Tennessee among eleven states with confirmed rat-borne virus reported in humans or rats
NASHVILLE, Tenn.--The Centers for Disease Control and Prevention reports 17 people in 7 states have been infected with the rat-borne Seoul virus.
The newest data also reflects 11 states, including Tennessee, have reported laboratory-confirmed Seoul virus positive results for humans or rats. The Tennessee Department of Health reports there have not been any confirmed human cases in the state, though two ratteries in the state have had positive tests in rats.

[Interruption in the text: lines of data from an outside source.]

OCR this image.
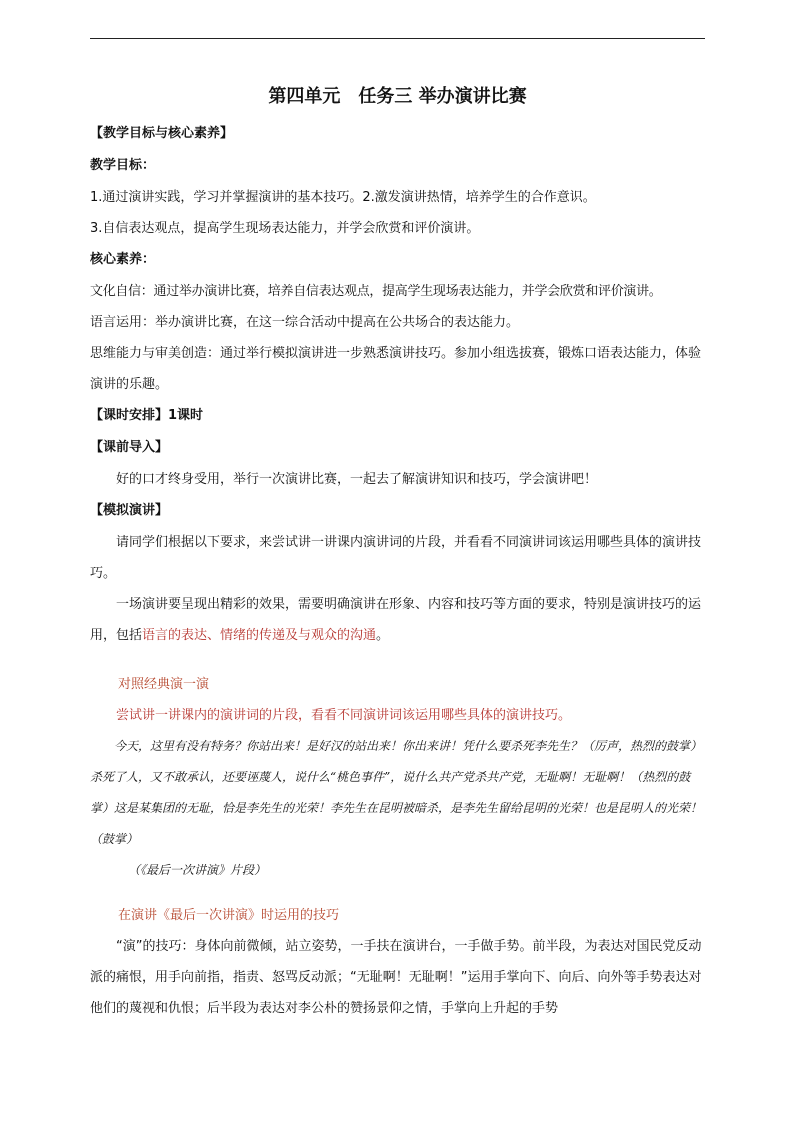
第四单元 任务三 举办演讲比赛
【教学目标与核心素养】
教学目标：

1.通过演讲实践，学习并掌握演讲的基本技巧。2.激发演讲热情，培养学生的合作意识。

3.自信表达观点，提高学生现场表达能力，并学会欣赏和评价演讲。

核心素养：

文化自信：通过举办演讲比赛，培养自信表达观点，提高学生现场表达能力，并学会欣赏和评价演讲。

语言运用：举办演讲比赛，在这一综合活动中提高在公共场合的表达能力。

思维能力与审美创造：通过举行模拟演讲进一步熟悉演讲技巧。参加小组选拔赛，锻炼口语表达能力，体验演讲的乐趣。

【课时安排】1课时
【课前导入】

好的口才终身受用，举行一次演讲比赛，一起去了解演讲知识和技巧，学会演讲吧！

【模拟演讲】

请同学们根据以下要求，来尝试讲一讲课内演讲词的片段，并看看不同演讲词该运用哪些具体的演讲技巧。

一场演讲要呈现出精彩的效果，需要明确演讲在形象、内容和技巧等方面的要求，特别是演讲技巧的运用，包括语言的表达、情绪的传递及与观众的沟通。

对照经典演一演

尝试讲一讲课内的演讲词的片段，看看不同演讲词该运用哪些具体的演讲技巧。

今天，这里有没有特务？你站出来！是好汉的站出来！你出来讲！凭什么要杀死李先生？（厉声，热烈的鼓掌）杀死了人，又不敢承认，还要诬蔑人，说什么“桃色事件”，说什么共产党杀共产党，无耻啊！无耻啊！（热烈的鼓掌）这是某集团的无耻，恰是李先生的光荣！李先生在昆明被暗杀，是李先生留给昆明的光荣！也是昆明人的光荣！（鼓掌）

（《最后一次讲演》片段）

在演讲《最后一次讲演》时运用的技巧

“演”的技巧：身体向前微倾，站立姿势，一手扶在演讲台，一手做手势。前半段，为表达对国民党反动派的痛恨，用手向前指，指责、怒骂反动派；“无耻啊！无耻啊！”运用手掌向下、向后、向外等手势表达对他们的蔑视和仇恨；后半段为表达对李公朴的赞扬景仰之情，手掌向上升起的手势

Tennessee joins Colorado, Georgia, Iowa, Illinois, Minnesota, Missouri, Pennsylvania, South Carolina, Utah, and Wisconsin among those reporting positive test results in rats or humans. Tennessee is also among the states with facilities under investigation, as the TDH and CDC report.
Rats, (both wild and pets) can carry the virus which is passed to humans via a rat bite or by coming into contact with infected rodent saliva, urine, or droppings. The CDC says when fresh rodent urine or nesting materials are stirred up via vacuuming or sweeping, tiny particles containing the virus can become airborne. If inhaled, a human can become infected.
Humans infected by the Seoul virus often exhibit mild or no disease, but some could develop a form of hemorrhagic fever with renal syndrome that can cause death in 1-2% of cases. Typical symptoms include fever, vomiting, headache, back or abdominal pain, blurred vision, rash, and inflammation or redness of the eyes.
The CDC is recommending blood testing for anyone who has handled or come into contact with rats and have reported a recent or current illness. The latest data reflects an increase in February statistics which reported 10 human infections and 14 states under investigation.